A l’audience, l’Administrateur Judiciaire a exposé au Tribunal qu’une solution de redressement respectant les objectifs majeurs de la loi et aboutissant au remboursement des créanciers et au
maintien de l’activité et de l’emploi ne pouvait être envisagé que par une restructuration drastique de la dette globale soumise au vote des créanciers constitués en classes de parties affectées.
N’atteignant pas les seuils fixés par la loi pour leur constitution obligatoire, la société BBM a donc sollicité de Monsieur le Juge-commissaire, conformément à article L. 626-29 alinéa 4 du Code de commerce, l’autorisation de constituer des classes de parties affectées.

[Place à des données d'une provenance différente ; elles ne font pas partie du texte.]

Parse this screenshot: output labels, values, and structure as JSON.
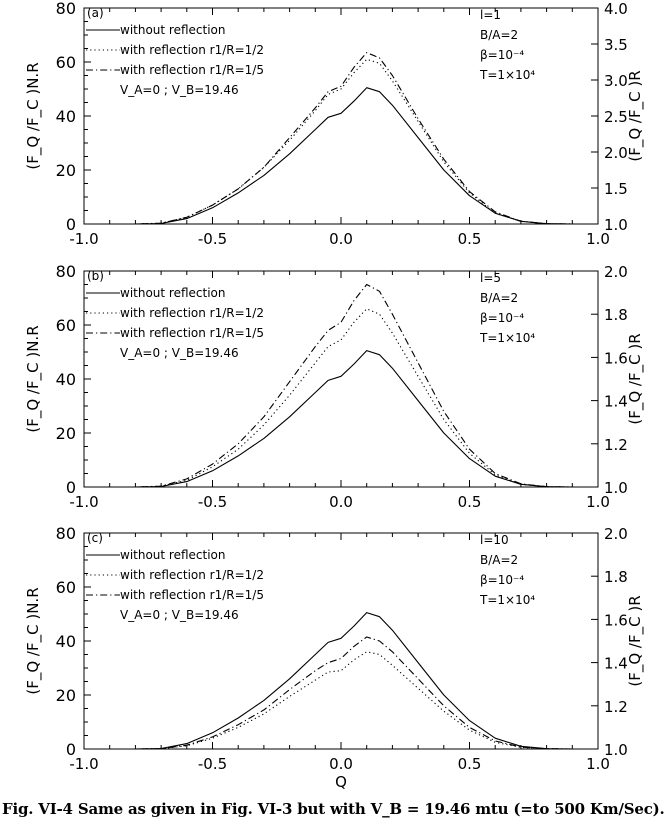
{
  "caption": "Fig. VI-4 Same as given in Fig. VI-3 but with V_B = 19.46 mtu (=to 500 Km/Sec).",
  "chart_data": [
    {
      "type": "line",
      "panel_label": "(a)",
      "xlabel": "",
      "ylabel": "(F_Q /F_C )N.R",
      "ylabel_right": "(F_Q /F_C )R",
      "xlim": [
        -1.0,
        1.0
      ],
      "ylim": [
        0,
        80
      ],
      "ylim_right": [
        1.0,
        4.0
      ],
      "x_ticks": [
        -1.0,
        -0.5,
        0.0,
        0.5,
        1.0
      ],
      "x_tick_labels": [
        "-1.0",
        "-0.5",
        "0.0",
        "0.5",
        "1.0"
      ],
      "y_ticks": [
        0,
        20,
        40,
        60,
        80
      ],
      "y_tick_labels": [
        "0",
        "20",
        "40",
        "60",
        "80"
      ],
      "y_right_ticks": [
        1.0,
        1.5,
        2.0,
        2.5,
        3.0,
        3.5,
        4.0
      ],
      "y_right_tick_labels": [
        "1.0",
        "1.5",
        "2.0",
        "2.5",
        "3.0",
        "3.5",
        "4.0"
      ],
      "params": [
        "l=1",
        "B/A=2",
        "β=10⁻⁴",
        "T=1×10⁴"
      ],
      "velocity_note": "V_A=0 ; V_B=19.46",
      "legend_position": "top-left",
      "x": [
        -1.0,
        -0.9,
        -0.8,
        -0.7,
        -0.6,
        -0.5,
        -0.4,
        -0.3,
        -0.2,
        -0.1,
        -0.05,
        0.0,
        0.05,
        0.1,
        0.15,
        0.2,
        0.3,
        0.4,
        0.5,
        0.6,
        0.7,
        0.8,
        0.9,
        1.0
      ],
      "series": [
        {
          "name": "without reflection",
          "style": "solid",
          "values": [
            0,
            0,
            0,
            0.2,
            2,
            6,
            11.5,
            18,
            26,
            35,
            39.5,
            41,
            45.5,
            50.5,
            49,
            44,
            32,
            20,
            10.5,
            4,
            1,
            0.1,
            0,
            0
          ]
        },
        {
          "name": "with reflection r1/R=1/2",
          "style": "dotted",
          "values": [
            0,
            0,
            0,
            0.3,
            2.5,
            7,
            13,
            21,
            31,
            42,
            48,
            50,
            56,
            61,
            59.5,
            53,
            38,
            23,
            11.5,
            4,
            1,
            0.1,
            0,
            0
          ]
        },
        {
          "name": "with reflection r1/R=1/5",
          "style": "dashdot",
          "values": [
            0,
            0,
            0,
            0.3,
            2.5,
            7,
            13,
            21,
            32,
            43,
            49,
            51,
            58,
            63.5,
            61.5,
            55,
            39,
            24,
            12,
            4.5,
            1,
            0.1,
            0,
            0
          ]
        }
      ]
    },
    {
      "type": "line",
      "panel_label": "(b)",
      "xlabel": "",
      "ylabel": "(F_Q /F_C )N.R",
      "ylabel_right": "(F_Q /F_C )R",
      "xlim": [
        -1.0,
        1.0
      ],
      "ylim": [
        0,
        80
      ],
      "ylim_right": [
        1.0,
        2.0
      ],
      "x_ticks": [
        -1.0,
        -0.5,
        0.0,
        0.5,
        1.0
      ],
      "x_tick_labels": [
        "-1.0",
        "-0.5",
        "0.0",
        "0.5",
        "1.0"
      ],
      "y_ticks": [
        0,
        20,
        40,
        60,
        80
      ],
      "y_tick_labels": [
        "0",
        "20",
        "40",
        "60",
        "80"
      ],
      "y_right_ticks": [
        1.0,
        1.2,
        1.4,
        1.6,
        1.8,
        2.0
      ],
      "y_right_tick_labels": [
        "1.0",
        "1.2",
        "1.4",
        "1.6",
        "1.8",
        "2.0"
      ],
      "params": [
        "l=5",
        "B/A=2",
        "β=10⁻⁴",
        "T=1×10⁴"
      ],
      "velocity_note": "V_A=0 ; V_B=19.46",
      "legend_position": "top-left",
      "x": [
        -1.0,
        -0.9,
        -0.8,
        -0.7,
        -0.6,
        -0.5,
        -0.4,
        -0.3,
        -0.2,
        -0.1,
        -0.05,
        0.0,
        0.05,
        0.1,
        0.15,
        0.2,
        0.3,
        0.4,
        0.5,
        0.6,
        0.7,
        0.8,
        0.9,
        1.0
      ],
      "series": [
        {
          "name": "without reflection",
          "style": "solid",
          "values": [
            0,
            0,
            0,
            0.2,
            2,
            6,
            11.5,
            18,
            26,
            35,
            39.5,
            41,
            45.5,
            50.5,
            49,
            44,
            32,
            20,
            10.5,
            4,
            1,
            0.1,
            0,
            0
          ]
        },
        {
          "name": "with reflection r1/R=1/2",
          "style": "dotted",
          "values": [
            0,
            0,
            0,
            0.3,
            2.5,
            7.5,
            14,
            23,
            34,
            46,
            52,
            54.5,
            61,
            66,
            64,
            57,
            41,
            25,
            12.5,
            4.5,
            1,
            0.1,
            0,
            0
          ]
        },
        {
          "name": "with reflection r1/R=1/5",
          "style": "dashdot",
          "values": [
            0,
            0,
            0,
            0.3,
            3,
            8.5,
            16,
            26,
            39,
            52,
            58,
            61,
            69,
            75,
            72.5,
            64,
            46,
            28,
            14,
            5,
            1.2,
            0.1,
            0,
            0
          ]
        }
      ]
    },
    {
      "type": "line",
      "panel_label": "(c)",
      "xlabel": "Q",
      "ylabel": "(F_Q /F_C )N.R",
      "ylabel_right": "(F_Q /F_C )R",
      "xlim": [
        -1.0,
        1.0
      ],
      "ylim": [
        0,
        80
      ],
      "ylim_right": [
        1.0,
        2.0
      ],
      "x_ticks": [
        -1.0,
        -0.5,
        0.0,
        0.5,
        1.0
      ],
      "x_tick_labels": [
        "-1.0",
        "-0.5",
        "0.0",
        "0.5",
        "1.0"
      ],
      "y_ticks": [
        0,
        20,
        40,
        60,
        80
      ],
      "y_tick_labels": [
        "0",
        "20",
        "40",
        "60",
        "80"
      ],
      "y_right_ticks": [
        1.0,
        1.2,
        1.4,
        1.6,
        1.8,
        2.0
      ],
      "y_right_tick_labels": [
        "1.0",
        "1.2",
        "1.4",
        "1.6",
        "1.8",
        "2.0"
      ],
      "params": [
        "l=10",
        "B/A=2",
        "β=10⁻⁴",
        "T=1×10⁴"
      ],
      "velocity_note": "V_A=0 ; V_B=19.46",
      "legend_position": "top-left",
      "x": [
        -1.0,
        -0.9,
        -0.8,
        -0.7,
        -0.6,
        -0.5,
        -0.4,
        -0.3,
        -0.2,
        -0.1,
        -0.05,
        0.0,
        0.05,
        0.1,
        0.15,
        0.2,
        0.3,
        0.4,
        0.5,
        0.6,
        0.7,
        0.8,
        0.9,
        1.0
      ],
      "series": [
        {
          "name": "without reflection",
          "style": "solid",
          "values": [
            0,
            0,
            0,
            0.2,
            2,
            6,
            11.5,
            18,
            26,
            35,
            39.5,
            41,
            45.5,
            50.5,
            49,
            44,
            32,
            20,
            10.5,
            4,
            1,
            0.1,
            0,
            0
          ]
        },
        {
          "name": "with reflection r1/R=1/2",
          "style": "dotted",
          "values": [
            0,
            0,
            0,
            0.1,
            1.2,
            4,
            8,
            13,
            19.5,
            25.5,
            28.5,
            29,
            33,
            36,
            35,
            31,
            22.5,
            14,
            7,
            2.5,
            0.6,
            0.1,
            0,
            0
          ]
        },
        {
          "name": "with reflection r1/R=1/5",
          "style": "dashdot",
          "values": [
            0,
            0,
            0,
            0.1,
            1.4,
            4.5,
            9,
            14.5,
            22,
            29,
            32,
            33.5,
            38,
            41.5,
            40,
            36,
            26,
            16,
            8,
            3,
            0.7,
            0.1,
            0,
            0
          ]
        }
      ]
    }
  ]
}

Par ordonnance du 13 mai 2024, Monsieur le Juge-commissaire a autorisé la société BBM et son Administrateur Judiciaire à constituer des classes de parties affectées, en application des articles L. 626-29 à L. 626-34 du Code de commerce, afin de permettre à la débitrice de présenter un plan d’apurement du passif compatible avec ses perspectives d’activité et ses facultés de remboursement sur la durée d’un plan de continuation.

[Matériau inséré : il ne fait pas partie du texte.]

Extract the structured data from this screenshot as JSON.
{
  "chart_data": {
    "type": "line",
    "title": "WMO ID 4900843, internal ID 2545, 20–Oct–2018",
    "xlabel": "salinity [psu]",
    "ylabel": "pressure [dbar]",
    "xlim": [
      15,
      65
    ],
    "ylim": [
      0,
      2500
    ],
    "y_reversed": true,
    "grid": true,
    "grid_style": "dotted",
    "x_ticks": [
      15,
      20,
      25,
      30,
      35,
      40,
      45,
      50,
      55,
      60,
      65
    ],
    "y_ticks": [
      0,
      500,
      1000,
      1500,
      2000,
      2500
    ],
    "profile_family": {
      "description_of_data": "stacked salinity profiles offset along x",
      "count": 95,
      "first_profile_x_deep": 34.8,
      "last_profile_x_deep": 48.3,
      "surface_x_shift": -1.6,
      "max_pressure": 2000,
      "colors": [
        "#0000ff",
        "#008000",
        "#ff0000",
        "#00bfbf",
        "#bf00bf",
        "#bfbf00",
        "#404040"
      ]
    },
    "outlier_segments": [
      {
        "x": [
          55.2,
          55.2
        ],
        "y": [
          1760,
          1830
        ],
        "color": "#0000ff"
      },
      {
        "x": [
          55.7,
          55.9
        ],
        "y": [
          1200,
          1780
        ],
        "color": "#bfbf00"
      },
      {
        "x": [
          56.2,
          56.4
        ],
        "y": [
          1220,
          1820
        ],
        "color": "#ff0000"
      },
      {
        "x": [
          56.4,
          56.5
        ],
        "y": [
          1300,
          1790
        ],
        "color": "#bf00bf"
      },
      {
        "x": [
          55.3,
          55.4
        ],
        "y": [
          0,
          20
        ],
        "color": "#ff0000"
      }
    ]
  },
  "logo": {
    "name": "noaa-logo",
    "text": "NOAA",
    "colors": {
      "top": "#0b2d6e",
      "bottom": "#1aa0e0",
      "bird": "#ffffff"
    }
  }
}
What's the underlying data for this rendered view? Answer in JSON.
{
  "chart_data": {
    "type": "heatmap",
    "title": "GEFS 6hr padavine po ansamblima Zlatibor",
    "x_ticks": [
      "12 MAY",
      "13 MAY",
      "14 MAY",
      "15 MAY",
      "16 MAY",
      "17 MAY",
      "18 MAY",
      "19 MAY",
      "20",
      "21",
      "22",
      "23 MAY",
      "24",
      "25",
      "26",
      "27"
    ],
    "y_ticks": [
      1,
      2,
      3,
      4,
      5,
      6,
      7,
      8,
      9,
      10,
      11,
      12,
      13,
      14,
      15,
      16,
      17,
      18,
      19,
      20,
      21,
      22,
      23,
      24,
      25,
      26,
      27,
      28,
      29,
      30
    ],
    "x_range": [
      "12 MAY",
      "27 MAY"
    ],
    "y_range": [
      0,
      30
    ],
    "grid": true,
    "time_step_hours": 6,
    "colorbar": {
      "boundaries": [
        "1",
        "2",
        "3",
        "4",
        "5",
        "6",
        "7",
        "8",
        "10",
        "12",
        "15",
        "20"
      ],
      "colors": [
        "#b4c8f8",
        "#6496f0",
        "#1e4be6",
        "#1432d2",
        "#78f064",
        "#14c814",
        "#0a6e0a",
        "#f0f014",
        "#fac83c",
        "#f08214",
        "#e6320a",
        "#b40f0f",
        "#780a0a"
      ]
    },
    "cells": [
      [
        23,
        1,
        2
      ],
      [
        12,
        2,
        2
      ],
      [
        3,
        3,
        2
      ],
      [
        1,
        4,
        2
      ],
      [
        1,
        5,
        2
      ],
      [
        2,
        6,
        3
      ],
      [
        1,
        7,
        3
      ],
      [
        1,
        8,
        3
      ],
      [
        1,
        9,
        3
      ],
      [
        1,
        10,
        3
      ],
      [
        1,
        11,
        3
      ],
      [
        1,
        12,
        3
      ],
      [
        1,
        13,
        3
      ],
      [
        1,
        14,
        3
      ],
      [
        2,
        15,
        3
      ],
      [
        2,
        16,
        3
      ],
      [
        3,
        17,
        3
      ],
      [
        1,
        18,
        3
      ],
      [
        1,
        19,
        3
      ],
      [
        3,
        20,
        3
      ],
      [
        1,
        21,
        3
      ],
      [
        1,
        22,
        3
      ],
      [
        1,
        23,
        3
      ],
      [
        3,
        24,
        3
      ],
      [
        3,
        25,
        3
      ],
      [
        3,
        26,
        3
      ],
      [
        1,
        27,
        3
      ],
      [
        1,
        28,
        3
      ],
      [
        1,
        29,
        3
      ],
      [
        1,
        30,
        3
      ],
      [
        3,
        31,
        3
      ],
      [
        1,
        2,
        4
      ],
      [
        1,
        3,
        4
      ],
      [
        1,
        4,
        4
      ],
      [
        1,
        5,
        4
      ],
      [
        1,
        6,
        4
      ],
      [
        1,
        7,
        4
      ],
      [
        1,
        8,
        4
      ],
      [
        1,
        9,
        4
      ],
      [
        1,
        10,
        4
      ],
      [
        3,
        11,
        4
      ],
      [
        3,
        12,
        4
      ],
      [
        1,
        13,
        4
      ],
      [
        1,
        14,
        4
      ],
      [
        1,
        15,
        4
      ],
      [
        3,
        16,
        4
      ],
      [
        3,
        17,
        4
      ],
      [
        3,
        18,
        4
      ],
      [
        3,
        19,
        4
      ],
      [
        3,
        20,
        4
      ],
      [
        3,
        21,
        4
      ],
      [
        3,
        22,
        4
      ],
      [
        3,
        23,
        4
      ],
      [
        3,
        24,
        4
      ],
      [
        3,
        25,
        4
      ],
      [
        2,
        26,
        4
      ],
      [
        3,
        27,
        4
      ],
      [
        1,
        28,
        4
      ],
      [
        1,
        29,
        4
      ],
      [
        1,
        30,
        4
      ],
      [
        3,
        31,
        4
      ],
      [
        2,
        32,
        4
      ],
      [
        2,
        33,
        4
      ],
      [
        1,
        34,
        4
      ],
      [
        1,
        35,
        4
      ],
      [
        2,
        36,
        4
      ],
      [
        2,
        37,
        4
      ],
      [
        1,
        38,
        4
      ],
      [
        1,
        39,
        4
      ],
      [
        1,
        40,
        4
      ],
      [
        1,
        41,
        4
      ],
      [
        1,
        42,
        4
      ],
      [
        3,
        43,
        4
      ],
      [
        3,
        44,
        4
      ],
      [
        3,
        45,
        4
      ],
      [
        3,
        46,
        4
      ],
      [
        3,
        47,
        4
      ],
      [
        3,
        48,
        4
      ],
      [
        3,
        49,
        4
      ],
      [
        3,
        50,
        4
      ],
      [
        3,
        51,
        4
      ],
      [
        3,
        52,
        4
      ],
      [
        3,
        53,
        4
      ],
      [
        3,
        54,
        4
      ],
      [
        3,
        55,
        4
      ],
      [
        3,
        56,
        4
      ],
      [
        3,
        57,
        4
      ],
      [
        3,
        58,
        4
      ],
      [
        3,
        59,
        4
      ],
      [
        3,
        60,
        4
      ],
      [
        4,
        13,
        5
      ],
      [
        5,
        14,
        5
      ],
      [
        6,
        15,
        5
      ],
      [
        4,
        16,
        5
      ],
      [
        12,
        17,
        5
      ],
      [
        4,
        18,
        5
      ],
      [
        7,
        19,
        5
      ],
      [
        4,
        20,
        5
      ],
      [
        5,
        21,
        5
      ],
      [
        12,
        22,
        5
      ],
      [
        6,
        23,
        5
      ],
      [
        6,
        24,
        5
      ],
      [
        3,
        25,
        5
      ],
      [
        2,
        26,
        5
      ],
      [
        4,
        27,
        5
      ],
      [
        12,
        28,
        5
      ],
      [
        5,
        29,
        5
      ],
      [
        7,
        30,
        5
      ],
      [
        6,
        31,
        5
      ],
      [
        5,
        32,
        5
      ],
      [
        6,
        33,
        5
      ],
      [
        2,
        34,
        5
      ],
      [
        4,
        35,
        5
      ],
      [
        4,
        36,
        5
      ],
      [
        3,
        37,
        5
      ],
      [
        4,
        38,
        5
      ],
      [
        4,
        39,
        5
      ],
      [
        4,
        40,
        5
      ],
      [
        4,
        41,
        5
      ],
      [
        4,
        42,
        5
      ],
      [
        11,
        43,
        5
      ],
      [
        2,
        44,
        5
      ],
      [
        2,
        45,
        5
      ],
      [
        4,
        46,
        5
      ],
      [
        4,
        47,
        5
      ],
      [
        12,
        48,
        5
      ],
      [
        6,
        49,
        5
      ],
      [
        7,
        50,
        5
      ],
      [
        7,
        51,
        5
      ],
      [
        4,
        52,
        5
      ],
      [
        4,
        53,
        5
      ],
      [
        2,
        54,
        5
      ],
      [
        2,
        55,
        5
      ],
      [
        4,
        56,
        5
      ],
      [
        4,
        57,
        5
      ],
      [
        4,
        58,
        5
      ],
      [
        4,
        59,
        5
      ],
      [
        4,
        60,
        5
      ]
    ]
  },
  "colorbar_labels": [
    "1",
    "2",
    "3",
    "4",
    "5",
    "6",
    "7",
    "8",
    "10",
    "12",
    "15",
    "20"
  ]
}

L’Administrateur Judiciaire a constitué les 5 classes de parties affectées suivantes :
1. Créanciers fiscaux et sociaux sécurisés,
2. Créanciers bancaires,
3. Créanciers publics,
4. Crédits-bailleurs non sécurisés,
5. Créanciers privés non sécurisés,
Dans les délais requis, la liste des créances a été certifiée par le cabinet d’expertise-comptable externe de l’entreprise.
L’Administrateur a notifié à chaque partie affectée les modalités de répartition en classe et le calcul des voix correspondant aux créances ou aux droits affectés leur permettant d’exprimer un vote. Ces modalités ont également été soumises au débiteur et au mandataire judiciaire et le ministère public en a été dûment informé.
Ni la qualité de partie affectée, ni les modalités de répartition en classes et de calcul des voix correspondant aux créances ou droits permettant d’exprimer un vote, n’ont fait l’objet de contestation dans le délai prescrit par l’article R.626-58-1 du Code de commerce.
Un projet de plan a été élaboré par l’Administrateur Judiciaire avec le concours du débiteur selon les modalités suivantes :
1. Créanciers fiscaux et sociaux sécurisés :
Remboursement de 100 % du montant des créances définitivement admises à l’issue de la vérification du passif, en 10 annuités progressives selon l’échéancier suivant :
* 2,5 % de la créance définitivement admise les 1 ère et 2 ème années ;
* 5 % de la créance définitivement admise les 3 ème, 4 ème et 5 ème années ;
* 10 % de la créance définitivement admise les 6 ème et 7 ème années ;
* 20 % de la créance définitivement admise les 8 ème, 9 ème et 10 ème années.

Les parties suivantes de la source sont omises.